A Life in Travel

Interloping in Interlaken

If Switzerland is the original adventure travel destination as Swiss Tourism rightfully declares, then Interlaken-Jungfrau is where adventure was born. Today, it is the hub of adventure activities where you can find just about every activity on land, water and in the air from paragliding (tandem with a pilot), hiking and climbing, mountain biking or easy electric powered "e-bikes" on bike paths, rafting and boat trips, and Segway tours, and of course there's skiing and winter sports of every sort in the snow. Here is also one of the world's classic mountain adventure excursions: the Jungfraujoch train to the top of Europe.

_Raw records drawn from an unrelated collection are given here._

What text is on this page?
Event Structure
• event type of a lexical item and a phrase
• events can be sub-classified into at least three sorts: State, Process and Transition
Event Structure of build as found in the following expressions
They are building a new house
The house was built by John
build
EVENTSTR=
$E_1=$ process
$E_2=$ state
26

It may be a popular tourist attraction, but this part of the Berner Oberland has some of the most impressive mountain scenery, centered around the triple peaks of the Eiger (3,970m/13,025ft), the Monch (4,099m/13,448ft) and the Jungfrau (4,158m/13,642ft). A network of rail and cable-car routes from the town of Interlaken takes visitors to trail heads and mountain peaks. An amazing feat of construction and a wild day of adventure for anyone—and I pretty much mean anyone—who has not been mountain climbing and summited a high massif is the Jungfrau train—the highest train in Europe. It's busy and it gets crowded, but we start out on the first departure of the day to get a step ahead of the tourists.

We met up with Herr Martin Gertsch, a Jungfrau trekking and mountain guide who was born in Wengen. For his 14th birthday his father took him to the summit of the Jungfrau, which is not a train ride, but requires technical mountain climbing starting out from the highest mountain hut in the dark of the early morning. Like so many guides in this region, Martin is not only skilled and confident, but is a joy to spend time with. He lived in upstate New York where he raised a family and was in the forefront of the organic food movement in the 1990's, working with leading food companies, conservation organizations, and social venture networks, until he decided to get out of the business world of North America to return to a more peaceful and less stressful life in the Alps. He lives in the incredibly beautiful village of Wengen, perched on green pastures high up in the Alps only accessible on foot or by cogwheel mountain train.

A Swiss guy somewhere along the way told us, "There is no distance in Switzerland." And, while the trains and buses get us from one side of the country to another cutting down the sense of distance, here in the Jungfrau the train to the sky also cuts down the heights of the peaks in the Alps! 100 years ago, alpine enthusiasts and business magnates interested in making one of the most iconic massifs of Switzerland available to visitors from around the world, hired mostly Italian laborers who worked for 19 years to construct this system of tracks tunneling through solid rock up steep mountain faces to a saddle just below the peaks.

The day-long circuit starts in the valley bottom of Lauterbrunnen (which looks like Yosemite Valley with waterfalls everywhere cascading over high limestone rock faces deep into the lush green valley), ascends along the via Cook to Kleine Scheidegg at the foot of Eiger, Monch and Jungfrau where many hiking trails start, eventually reaching rock faces of the high peaks and then back down another route through high valleys and alpine meadows eventually reaching the small town of Grindelwald: It's all a spectacular day of adventure! At the top of Jungfrau, which was Matt Lauer's favorite place ever on his "Where in the world is Matt Lauer" segment on the today show, there are two restaurants, the Ice Palace, the Sphinx observation  hall, and  more providing many interpretive displays, fun activities and 360 degree views of the Alps. It was raining a foggy when we started out, but the cogwheel trains took us above the cloud ceiling into a world of warm bring sunshine and glistening glaciers.
Struggling a bit with high altitude, we managed to make the hour long hike from the observation hall to the mountain hut higher up near the base of the Monch where ski mountaineers and climbers where also gathering for lunch. Like a good Swiss alpine trekker, Martin was able to down a hearty bowl of sausage and a stein of beer for lunch! Also, inside the observation tower some guy managed to bring his Leonberger dog up the mountain--it was probably the biggest dog I have ever seen. All part of a day of adventure in Switzerland.